Il presidente ucraino Yanukovich aveva già congelato l'ipotesi di adesione, respingendo parimenti la richiesta Ue di scarcerare una delle leader dell'opposizione Yulia Tymoshenko. Il 29 novembre aveva definito “umiliante” l'offerta della Ue di un finanziamento di 610 milioni di euro all'anno affermando che il suo paese per adeguarsi agli standard europei come richiesto dal trattato di associazione avrebbe avuto bisogno di circa 15 miliardi di euro all'anno. E aveva lasciato il summit la sera del 29 novembre mentre la polizia in tenuta antisommossa caricava e disperdeva la folla radunata in Piazza Maidan nella capitale Kiev che manifestava a favore dell'adesione alla Ue.
La brutale repressione poliziesca non fermava la protesta e l'1 dicembre erano ancora oltre 100 mila i manifestanti in piazza a Kiev che occupavano il municipio e la sede del governo. La protesta era sostenuta da uno sciopero generale e diventava apertamente antigovernativa tanto che il premier ucraino Mykola Azarov la definiva un “golpe”.

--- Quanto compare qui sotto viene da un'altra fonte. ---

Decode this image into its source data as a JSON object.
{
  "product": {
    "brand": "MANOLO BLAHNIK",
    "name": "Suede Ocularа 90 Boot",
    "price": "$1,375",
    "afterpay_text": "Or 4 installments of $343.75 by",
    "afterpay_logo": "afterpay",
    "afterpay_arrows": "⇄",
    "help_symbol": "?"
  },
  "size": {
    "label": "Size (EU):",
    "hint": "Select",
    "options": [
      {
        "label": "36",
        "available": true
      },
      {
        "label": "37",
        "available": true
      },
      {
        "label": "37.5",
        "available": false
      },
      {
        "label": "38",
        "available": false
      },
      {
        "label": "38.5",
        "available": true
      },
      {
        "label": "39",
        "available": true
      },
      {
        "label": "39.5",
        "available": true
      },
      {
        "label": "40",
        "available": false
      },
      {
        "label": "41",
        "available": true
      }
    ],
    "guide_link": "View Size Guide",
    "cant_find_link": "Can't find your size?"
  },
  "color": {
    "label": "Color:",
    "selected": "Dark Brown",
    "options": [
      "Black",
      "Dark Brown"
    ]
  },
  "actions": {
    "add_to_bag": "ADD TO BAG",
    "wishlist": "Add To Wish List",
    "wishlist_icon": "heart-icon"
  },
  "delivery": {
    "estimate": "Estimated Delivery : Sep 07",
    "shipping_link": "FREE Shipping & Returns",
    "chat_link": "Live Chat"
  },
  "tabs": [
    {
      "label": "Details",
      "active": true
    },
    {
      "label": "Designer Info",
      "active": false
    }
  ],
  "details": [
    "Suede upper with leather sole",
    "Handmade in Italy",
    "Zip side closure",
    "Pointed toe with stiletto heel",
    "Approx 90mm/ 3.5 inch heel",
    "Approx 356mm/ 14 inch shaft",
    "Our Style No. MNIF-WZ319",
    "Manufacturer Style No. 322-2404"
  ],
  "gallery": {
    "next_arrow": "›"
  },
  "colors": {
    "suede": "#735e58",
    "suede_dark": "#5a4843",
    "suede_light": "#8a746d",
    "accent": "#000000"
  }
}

La protesta nel cuore della capitale e l'assedio ai principali edifici pubblici, dal palazzo del governo a quello della presidenza della repubblica, alla sede della Banca centrale, proseguiva anche il 2 dicembre e spingeva il presidente Yanukovich a chiedere al presidente della Commissione europea José Barroso di ricevere una delegazione ucraina per discutere "alcuni aspetti dell'accordo di associazione". Barroso rispondeva che la Ue era disponibile ad attuare gli accordi già definiti non a riaprire i negoziati. La stessa posizione che aveva tenuto il presidente del Consiglio europeo Herman Van Rompuy al termine del vertice di Vilnius, siamo “pronti a riprendere da dove avevamo cominciato ma bisogna superare le pressioni che vengono da oltreconfine”. Vederemo se la mossa di Yanukovich sia dettata dal tentativo di prendere tempo e far decantare la protesta o risponda a un cambiamento di posizione. Certo che la Ue deve fare i conti con le “pressioni da oltreconfine”, leggi Russia, se non vuol rinunciare a sfruttare a condizioni agevolate il più grande mercato del Partenariato orientale, quello dell'Ucraina.